Fascism never drops from the sky. It starts always with appeals to some form of shared identity in majority groups, such as race, ethnicity, or sexuality. It then takes a step further by demonizing minority groups and directing the contrived anger of the majority against them.

Because of Nigeria’s colonial history and ethnic diversity, queerphobia is one of the easiest ideologies to exploit in this manner across every region. It cuts across ethnic nationality, religion, geopolitical zones, gender, and class lines. But the dehumanization of marginalized people is only a gateway to the devaluation of life itself. Marginalized and oppressed minorities are always the last guard rails against tyranny. Once those guard rails are successfully broken down, the dehumanization which accompanies fascism becomes naturalized.

Oppression is an unbroken circle. There is no way to end it for a section of people while it continues to happen to others.
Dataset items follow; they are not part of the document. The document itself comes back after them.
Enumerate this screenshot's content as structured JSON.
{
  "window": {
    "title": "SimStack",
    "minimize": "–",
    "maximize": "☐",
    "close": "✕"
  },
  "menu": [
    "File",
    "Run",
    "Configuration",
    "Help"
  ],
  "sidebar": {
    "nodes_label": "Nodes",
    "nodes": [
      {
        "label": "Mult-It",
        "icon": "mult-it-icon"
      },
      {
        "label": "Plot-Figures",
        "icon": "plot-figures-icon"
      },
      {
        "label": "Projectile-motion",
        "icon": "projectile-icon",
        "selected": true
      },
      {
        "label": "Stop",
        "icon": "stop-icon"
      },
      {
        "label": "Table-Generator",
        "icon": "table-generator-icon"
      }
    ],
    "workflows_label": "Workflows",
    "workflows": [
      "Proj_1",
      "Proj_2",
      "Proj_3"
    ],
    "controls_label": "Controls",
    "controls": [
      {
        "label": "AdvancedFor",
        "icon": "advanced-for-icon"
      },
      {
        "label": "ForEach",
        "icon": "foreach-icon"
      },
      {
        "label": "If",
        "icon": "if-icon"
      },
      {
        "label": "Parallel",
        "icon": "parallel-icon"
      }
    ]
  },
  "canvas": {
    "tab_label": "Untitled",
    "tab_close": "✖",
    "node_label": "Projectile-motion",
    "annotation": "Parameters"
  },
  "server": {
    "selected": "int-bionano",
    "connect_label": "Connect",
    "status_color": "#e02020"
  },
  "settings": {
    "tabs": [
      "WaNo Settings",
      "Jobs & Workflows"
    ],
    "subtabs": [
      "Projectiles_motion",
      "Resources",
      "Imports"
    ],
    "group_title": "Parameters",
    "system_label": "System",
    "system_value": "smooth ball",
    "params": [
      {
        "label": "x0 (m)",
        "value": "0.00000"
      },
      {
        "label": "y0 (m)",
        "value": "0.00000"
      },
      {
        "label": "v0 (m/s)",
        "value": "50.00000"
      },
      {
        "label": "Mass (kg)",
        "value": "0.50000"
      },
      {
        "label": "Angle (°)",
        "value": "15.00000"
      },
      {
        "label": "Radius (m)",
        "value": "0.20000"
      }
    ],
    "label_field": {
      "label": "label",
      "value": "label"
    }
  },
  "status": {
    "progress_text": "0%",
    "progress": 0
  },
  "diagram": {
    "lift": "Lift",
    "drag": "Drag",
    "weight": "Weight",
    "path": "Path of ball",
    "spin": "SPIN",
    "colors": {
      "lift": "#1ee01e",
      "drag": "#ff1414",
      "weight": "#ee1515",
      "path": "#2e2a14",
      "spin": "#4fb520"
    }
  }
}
The only way to truly bring an end to oppression is to take away the oppressor’s power to oppress. If they continue to possess the power to oppress, then they will not relegate its use to just a section of the working people.

We must understand this as revolutionaries. We must understand that special dedication must be committed to combating the oppression of the most marginalized in our ranks. The government and other representatives of the ruling class unleash their tyranny against queer people because they believe this will find popular acclaim, even within the working class.

We must not accept this injustice and efforts aimed at breaking the ranks of our class. And as activists, we must shy away from the political opportunism of cheering or keeping quiet in the face of queerphobic laws and practice because that is the popular thing to do.

The dismantling of queer oppression, the liberation of all exploited and oppressed Nigerians, is the task of the socialist movement. The socialist revolution must sweep away every oppressive institution in Nigeria, wherever it may stand and whatever form it might take. And we as revolutionaries, and as activists, workers and youths, must stand firmly against queerphobia in this struggle for systemic change and socialist transformation of society.